Minaccia all’insegnante per influenzare il voto: è reato

Per la Cassazione scatta il carcere per chi minaccia un insegnante per condizionarne il giudizio su un alunno

Nell’ordinanza n. 14958/2021, commette reato di violenza o minaccia ai danni di un pubblico ufficiale il soggetto che utilizzando un linguaggio intimidatorio punta a condizionare un insegnante al fine di influenzarne il giudizio nei confronti di un alunno.

La vicenda giudiziale

In primo grado veniva condannato l’imputato per il reato di cui all’art. 336 c.p. “Violenza o minaccia a un pubblico ufficiale” che postula: “1. Chiunque usa violenza o minaccia a un pubblico ufficiale o ad un incaricato di un pubblico servizio, per costringerlo a fare un atto contrario ai propri doveri, o ad omettere un atto dell’ufficio o del servizio, è punito con la reclusione da sei mesi a cinque anni. 2. La pena è della reclusione fino a tre anni, se il fatto è commesso per costringere alcuna delle persone anzidette a compiere un atto del proprio ufficio o servizio, o per influire, comunque, su di essa.”. L’imputato è così condannato a sei mesi di reclusione. In sede di impugnazione veniva confermata la sentenza.

Ricorso in Cassazione

L’imputato ricorre alla Suprema Corte presentando le seguenti doglianze:

  1. Viene lamentata la motivazione che viene definita lacunosa.
  2. Il giudice nel caso di specie avrebbe dovuto applicare il trattamento sanzionatorio nella misura minima.
  3. La motivazione non risulterebbe esaustiva in relazione alle ragioni per le quali sono state negate le attenuanti generiche.

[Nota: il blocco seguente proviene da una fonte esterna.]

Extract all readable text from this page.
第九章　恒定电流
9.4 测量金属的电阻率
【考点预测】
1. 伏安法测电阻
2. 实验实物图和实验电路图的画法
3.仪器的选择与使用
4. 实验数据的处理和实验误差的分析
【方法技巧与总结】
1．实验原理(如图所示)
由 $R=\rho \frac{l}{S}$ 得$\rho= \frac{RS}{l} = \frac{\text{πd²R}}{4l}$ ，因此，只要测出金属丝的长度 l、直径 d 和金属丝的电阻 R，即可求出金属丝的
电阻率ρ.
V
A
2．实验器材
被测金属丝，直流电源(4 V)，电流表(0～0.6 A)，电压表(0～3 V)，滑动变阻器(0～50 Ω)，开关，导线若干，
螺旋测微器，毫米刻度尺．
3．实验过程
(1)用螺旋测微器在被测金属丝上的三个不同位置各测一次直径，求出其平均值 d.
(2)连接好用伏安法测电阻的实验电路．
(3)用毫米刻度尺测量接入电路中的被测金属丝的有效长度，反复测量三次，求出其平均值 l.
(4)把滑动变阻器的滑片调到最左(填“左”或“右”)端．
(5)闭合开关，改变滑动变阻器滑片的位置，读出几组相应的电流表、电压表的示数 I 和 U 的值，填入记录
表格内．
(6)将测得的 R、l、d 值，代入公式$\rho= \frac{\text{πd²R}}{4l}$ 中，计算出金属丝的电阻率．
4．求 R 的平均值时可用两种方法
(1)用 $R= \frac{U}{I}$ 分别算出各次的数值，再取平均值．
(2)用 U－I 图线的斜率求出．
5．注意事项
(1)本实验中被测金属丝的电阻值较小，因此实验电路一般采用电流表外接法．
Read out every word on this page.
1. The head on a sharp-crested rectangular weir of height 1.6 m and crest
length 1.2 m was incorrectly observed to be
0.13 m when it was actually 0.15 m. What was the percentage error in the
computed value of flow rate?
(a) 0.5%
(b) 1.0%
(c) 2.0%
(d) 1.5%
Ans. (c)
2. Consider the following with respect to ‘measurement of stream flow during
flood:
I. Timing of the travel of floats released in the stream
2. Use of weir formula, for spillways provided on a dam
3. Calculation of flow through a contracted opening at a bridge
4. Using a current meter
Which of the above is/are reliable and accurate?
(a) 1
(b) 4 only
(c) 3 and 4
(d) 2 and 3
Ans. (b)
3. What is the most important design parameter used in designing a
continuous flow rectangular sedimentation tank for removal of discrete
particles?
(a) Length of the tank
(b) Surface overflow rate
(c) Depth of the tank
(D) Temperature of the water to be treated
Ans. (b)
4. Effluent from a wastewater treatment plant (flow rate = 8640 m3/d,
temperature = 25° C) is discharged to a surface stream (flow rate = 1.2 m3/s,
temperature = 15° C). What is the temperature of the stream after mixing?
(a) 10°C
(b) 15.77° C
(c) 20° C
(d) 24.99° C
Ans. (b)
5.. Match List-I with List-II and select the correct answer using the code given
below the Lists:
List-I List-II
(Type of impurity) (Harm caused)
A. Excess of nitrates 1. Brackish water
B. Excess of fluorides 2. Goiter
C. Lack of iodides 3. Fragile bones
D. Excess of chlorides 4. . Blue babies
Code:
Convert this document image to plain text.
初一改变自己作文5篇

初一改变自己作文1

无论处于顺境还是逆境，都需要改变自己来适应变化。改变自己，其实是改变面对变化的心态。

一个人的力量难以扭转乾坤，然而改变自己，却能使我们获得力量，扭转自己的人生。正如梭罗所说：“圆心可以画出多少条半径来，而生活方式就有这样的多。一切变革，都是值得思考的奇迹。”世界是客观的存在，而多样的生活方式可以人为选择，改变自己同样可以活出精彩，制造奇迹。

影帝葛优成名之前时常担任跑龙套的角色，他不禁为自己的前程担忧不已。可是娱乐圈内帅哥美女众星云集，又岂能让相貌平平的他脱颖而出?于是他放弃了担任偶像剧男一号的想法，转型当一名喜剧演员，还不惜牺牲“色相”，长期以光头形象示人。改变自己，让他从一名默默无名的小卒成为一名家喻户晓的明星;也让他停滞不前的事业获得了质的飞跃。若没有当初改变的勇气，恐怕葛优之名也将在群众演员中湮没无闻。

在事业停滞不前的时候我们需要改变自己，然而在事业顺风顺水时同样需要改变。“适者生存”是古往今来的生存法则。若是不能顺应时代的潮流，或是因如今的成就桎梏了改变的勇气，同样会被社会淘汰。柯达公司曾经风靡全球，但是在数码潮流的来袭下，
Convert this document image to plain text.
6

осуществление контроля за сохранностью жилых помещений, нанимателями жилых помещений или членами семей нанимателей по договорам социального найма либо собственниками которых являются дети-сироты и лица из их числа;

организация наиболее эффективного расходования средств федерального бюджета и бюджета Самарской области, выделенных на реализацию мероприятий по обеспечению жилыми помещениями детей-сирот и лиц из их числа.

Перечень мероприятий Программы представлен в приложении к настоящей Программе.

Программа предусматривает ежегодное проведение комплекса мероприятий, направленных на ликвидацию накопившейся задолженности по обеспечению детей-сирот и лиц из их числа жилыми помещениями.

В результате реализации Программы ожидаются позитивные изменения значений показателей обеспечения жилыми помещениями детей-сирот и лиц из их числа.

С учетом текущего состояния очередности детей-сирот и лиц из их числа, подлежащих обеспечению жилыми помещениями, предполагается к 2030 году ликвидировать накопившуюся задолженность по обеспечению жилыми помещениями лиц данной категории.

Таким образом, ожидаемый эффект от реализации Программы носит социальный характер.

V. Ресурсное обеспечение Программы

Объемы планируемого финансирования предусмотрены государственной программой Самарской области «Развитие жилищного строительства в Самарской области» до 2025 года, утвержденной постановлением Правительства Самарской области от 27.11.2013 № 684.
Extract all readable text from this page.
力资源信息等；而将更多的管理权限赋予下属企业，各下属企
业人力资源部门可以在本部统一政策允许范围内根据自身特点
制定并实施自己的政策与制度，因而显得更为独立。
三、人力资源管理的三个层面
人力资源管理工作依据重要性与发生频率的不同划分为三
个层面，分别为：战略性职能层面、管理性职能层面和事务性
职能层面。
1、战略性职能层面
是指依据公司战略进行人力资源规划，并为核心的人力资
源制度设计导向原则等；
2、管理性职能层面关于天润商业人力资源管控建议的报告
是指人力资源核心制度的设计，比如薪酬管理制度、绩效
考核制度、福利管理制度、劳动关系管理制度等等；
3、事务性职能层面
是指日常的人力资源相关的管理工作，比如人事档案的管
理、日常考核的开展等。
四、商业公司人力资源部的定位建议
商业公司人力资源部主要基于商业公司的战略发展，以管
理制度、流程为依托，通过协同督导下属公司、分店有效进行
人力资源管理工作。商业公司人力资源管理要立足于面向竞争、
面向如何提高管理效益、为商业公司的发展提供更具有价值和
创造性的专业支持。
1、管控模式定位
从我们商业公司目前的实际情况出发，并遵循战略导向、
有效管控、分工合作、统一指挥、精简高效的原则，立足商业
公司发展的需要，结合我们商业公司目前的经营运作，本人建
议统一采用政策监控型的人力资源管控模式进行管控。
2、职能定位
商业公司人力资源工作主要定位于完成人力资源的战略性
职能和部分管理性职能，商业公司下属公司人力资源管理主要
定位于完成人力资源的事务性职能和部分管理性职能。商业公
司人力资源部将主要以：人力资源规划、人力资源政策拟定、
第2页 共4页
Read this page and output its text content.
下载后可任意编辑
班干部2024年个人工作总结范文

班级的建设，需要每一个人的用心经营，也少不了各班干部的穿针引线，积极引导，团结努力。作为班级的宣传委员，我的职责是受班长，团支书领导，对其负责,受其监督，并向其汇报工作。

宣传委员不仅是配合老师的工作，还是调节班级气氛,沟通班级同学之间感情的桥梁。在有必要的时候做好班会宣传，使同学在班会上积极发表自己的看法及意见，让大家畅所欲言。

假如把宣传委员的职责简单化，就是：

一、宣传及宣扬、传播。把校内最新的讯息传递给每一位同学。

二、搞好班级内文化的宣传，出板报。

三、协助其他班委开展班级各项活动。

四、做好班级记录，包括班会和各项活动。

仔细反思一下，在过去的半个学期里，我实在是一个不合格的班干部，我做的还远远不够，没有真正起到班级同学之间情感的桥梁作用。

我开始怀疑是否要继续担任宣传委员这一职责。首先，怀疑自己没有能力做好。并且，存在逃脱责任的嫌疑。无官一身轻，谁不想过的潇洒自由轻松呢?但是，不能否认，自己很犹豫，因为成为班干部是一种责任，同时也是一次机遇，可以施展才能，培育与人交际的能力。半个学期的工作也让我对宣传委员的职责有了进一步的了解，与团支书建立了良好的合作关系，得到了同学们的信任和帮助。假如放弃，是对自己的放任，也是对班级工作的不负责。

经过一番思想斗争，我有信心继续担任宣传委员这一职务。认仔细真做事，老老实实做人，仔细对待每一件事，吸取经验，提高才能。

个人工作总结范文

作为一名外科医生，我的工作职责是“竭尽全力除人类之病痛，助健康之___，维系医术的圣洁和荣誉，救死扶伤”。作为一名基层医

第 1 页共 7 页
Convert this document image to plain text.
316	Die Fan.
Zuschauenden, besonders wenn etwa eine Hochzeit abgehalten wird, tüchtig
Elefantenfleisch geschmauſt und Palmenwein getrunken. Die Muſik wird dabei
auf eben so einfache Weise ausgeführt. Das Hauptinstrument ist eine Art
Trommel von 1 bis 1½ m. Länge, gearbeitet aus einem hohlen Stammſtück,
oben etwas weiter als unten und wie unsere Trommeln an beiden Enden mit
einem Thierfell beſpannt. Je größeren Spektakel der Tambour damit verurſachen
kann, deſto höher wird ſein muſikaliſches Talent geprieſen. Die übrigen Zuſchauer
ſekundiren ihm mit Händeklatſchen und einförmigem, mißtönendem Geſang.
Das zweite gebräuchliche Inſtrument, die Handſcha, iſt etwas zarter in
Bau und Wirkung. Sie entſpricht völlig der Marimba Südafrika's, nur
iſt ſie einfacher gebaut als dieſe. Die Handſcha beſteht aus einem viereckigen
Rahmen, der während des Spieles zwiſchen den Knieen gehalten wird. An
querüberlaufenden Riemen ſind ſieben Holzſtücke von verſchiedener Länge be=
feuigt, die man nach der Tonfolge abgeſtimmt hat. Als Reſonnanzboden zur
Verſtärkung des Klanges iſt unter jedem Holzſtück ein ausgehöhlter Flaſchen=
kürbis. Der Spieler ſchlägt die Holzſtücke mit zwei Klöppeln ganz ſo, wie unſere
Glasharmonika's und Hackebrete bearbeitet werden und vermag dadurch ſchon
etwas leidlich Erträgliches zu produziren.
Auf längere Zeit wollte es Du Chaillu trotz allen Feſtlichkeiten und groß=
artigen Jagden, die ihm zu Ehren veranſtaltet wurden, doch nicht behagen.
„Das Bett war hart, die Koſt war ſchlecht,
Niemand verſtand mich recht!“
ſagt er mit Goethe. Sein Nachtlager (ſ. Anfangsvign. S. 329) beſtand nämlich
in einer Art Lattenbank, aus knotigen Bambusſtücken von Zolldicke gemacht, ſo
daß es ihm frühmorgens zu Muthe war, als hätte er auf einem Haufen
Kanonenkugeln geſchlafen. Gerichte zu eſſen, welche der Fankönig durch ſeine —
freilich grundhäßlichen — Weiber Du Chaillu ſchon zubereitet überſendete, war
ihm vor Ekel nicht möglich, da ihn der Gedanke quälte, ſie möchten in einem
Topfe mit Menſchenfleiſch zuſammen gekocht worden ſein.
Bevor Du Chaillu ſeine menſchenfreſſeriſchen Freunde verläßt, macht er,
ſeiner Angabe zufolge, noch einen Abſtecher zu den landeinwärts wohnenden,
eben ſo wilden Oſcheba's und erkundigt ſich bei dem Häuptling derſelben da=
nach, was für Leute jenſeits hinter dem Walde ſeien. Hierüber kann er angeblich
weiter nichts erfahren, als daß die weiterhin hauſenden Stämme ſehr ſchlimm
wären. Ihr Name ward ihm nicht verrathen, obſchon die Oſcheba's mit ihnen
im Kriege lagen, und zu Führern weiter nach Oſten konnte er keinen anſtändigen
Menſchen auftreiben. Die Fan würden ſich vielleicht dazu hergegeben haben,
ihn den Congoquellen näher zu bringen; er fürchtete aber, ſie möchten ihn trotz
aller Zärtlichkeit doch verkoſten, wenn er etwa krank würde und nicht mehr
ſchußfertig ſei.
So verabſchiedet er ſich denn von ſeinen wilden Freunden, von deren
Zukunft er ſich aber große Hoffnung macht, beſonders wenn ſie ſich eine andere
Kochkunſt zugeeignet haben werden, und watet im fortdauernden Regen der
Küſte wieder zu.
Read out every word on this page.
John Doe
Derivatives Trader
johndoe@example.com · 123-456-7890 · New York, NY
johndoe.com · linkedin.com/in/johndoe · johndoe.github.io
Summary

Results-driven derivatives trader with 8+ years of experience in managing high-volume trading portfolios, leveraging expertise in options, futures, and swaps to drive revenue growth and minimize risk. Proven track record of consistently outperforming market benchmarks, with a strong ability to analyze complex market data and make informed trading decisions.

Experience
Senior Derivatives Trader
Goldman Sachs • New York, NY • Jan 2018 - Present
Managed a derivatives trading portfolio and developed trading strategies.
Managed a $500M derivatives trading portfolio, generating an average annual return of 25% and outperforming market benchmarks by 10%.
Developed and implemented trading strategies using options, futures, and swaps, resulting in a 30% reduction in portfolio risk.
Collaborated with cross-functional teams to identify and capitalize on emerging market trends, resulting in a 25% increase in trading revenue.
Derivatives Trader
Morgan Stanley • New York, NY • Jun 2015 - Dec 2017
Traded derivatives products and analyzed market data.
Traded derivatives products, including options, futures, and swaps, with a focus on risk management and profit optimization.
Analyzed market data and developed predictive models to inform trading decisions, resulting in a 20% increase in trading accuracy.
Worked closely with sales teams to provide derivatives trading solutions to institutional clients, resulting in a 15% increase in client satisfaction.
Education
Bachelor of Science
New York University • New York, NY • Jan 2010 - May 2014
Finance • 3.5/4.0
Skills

I giudici di merito avevano accolto come attendibili le dichiarazioni della persona offesa e dei testimoni che hanno potuto riferire le frasi minatorie indirizzate all’insegnante e così ripeterle, individuandone bene il fine: ovvero influenzare e pilotare il voto dello stesso ad un alunno.

Le minacce all’insegnante sono reato

La Cassazione pertanto respinge il ricorso dichiarandolo inammissibile perché finalizzato a ottenere una diversa lettura delle fonti di prova, che sono alla base di una motivazione resa in merito e che è ritenuta dagli Ermellini lineare, coerente, chiara e logica.

Corretto poi il mancato riconoscimento delle attenuanti generiche, alla luce dei precedenti dell’imputato, non potendo così in alcun modo applicare un trattamento sanzionatorio in misura minima.